As such, the 'digital economy' is no longer terminology reserved for 'tech' industries, but is synonymous with the broader economy; every sector is a technology sector in some respect. Be it traditional dairy farmers and construction companies or new and innovative start-ups, businesses are more reliant than ever before upon digital technology and faster connectivity to streamline their operations, reach more customers and enter new markets.
In an age where technology can make all businesses global, being 'digital' has the potential to unlock a broad range of economic benefits for a rapidly growing online consumer base, creating job opportunities for those with digital know-how and supporting our innovative and high-growth industries.
The rate of change and digital advancement in day to day life is faster than any legislative process, and new laws can become quickly outdated. Europe needs a coherent and future-proof package of dossiers relating to the digital economy that seeks to update regulation according to high level and outcome based principles that do not risk being immediately obsolete.
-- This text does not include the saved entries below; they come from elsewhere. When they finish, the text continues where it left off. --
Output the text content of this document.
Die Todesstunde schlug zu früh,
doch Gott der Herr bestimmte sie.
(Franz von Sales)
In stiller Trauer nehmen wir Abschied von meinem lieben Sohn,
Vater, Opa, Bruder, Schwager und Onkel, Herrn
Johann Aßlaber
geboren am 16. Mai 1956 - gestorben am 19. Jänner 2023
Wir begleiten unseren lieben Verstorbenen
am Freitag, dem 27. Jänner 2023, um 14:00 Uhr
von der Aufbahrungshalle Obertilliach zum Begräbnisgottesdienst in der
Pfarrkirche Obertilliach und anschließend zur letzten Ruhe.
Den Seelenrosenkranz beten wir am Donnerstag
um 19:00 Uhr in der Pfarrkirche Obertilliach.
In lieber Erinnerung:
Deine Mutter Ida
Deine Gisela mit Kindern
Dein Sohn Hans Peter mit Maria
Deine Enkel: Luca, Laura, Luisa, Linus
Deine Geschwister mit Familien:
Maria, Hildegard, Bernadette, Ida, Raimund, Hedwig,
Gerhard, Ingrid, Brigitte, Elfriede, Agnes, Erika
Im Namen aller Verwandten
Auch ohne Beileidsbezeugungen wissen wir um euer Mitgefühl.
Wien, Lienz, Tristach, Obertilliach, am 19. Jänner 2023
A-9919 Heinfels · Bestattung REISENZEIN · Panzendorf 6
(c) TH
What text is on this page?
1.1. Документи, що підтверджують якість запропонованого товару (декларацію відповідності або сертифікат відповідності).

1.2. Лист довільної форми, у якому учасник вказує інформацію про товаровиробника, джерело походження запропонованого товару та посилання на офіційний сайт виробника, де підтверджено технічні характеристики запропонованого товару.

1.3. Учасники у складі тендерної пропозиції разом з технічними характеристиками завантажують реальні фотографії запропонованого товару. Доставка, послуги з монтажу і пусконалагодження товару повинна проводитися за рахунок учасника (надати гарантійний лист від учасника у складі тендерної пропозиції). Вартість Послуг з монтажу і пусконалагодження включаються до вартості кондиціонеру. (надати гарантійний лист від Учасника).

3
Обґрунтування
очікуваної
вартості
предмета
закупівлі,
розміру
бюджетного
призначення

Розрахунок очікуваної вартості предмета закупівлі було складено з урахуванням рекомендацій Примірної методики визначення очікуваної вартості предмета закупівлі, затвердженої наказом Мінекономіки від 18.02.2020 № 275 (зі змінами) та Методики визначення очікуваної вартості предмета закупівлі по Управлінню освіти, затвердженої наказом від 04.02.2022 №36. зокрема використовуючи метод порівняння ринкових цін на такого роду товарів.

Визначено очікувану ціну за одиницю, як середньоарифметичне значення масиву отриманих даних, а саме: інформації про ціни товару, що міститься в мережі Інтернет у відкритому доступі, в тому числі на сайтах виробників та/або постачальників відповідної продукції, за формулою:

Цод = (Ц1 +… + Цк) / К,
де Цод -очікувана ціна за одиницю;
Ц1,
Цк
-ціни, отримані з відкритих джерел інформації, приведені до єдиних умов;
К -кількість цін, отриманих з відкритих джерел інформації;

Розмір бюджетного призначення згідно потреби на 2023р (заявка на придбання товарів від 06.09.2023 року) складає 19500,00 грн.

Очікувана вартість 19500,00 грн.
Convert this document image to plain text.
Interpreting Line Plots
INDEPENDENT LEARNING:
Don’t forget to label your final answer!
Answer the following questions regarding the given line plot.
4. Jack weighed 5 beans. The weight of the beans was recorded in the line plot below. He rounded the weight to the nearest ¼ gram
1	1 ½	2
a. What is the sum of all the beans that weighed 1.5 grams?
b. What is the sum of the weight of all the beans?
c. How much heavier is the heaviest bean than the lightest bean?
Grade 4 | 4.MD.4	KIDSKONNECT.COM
A digital single market must work toward one goal: more buying and selling online across borders, so that businesses can grow, create jobs and reinvest in products and services for customers
These dossiers should create a framework to support a constantly evolving digital single market and, to deliver for EU citizens and businesses, they must each work toward one goal: the facilitation of more trading online across borders so that businesses can grow, create jobs and reinvest in services and products for the individual. To achieve this, small businesses and start-ups in particular will need help to more easily enter new markets in order to scale-up, whilst giving citizens and consumers the exciting content and services they have come to demand - delivered directly to their mobile, tablet or computer - wherever they are in the Union.
Technology doesn't wait, and as other markets begin to catch up, and in some cases overtake Europe, we cannot afford to stand still. The Commission must identify the right environment and outcomes it is seeking to unlock for its citizens and businesses, and design proposals to tackle the barriers that exist to a functioning digital single market before it is too late.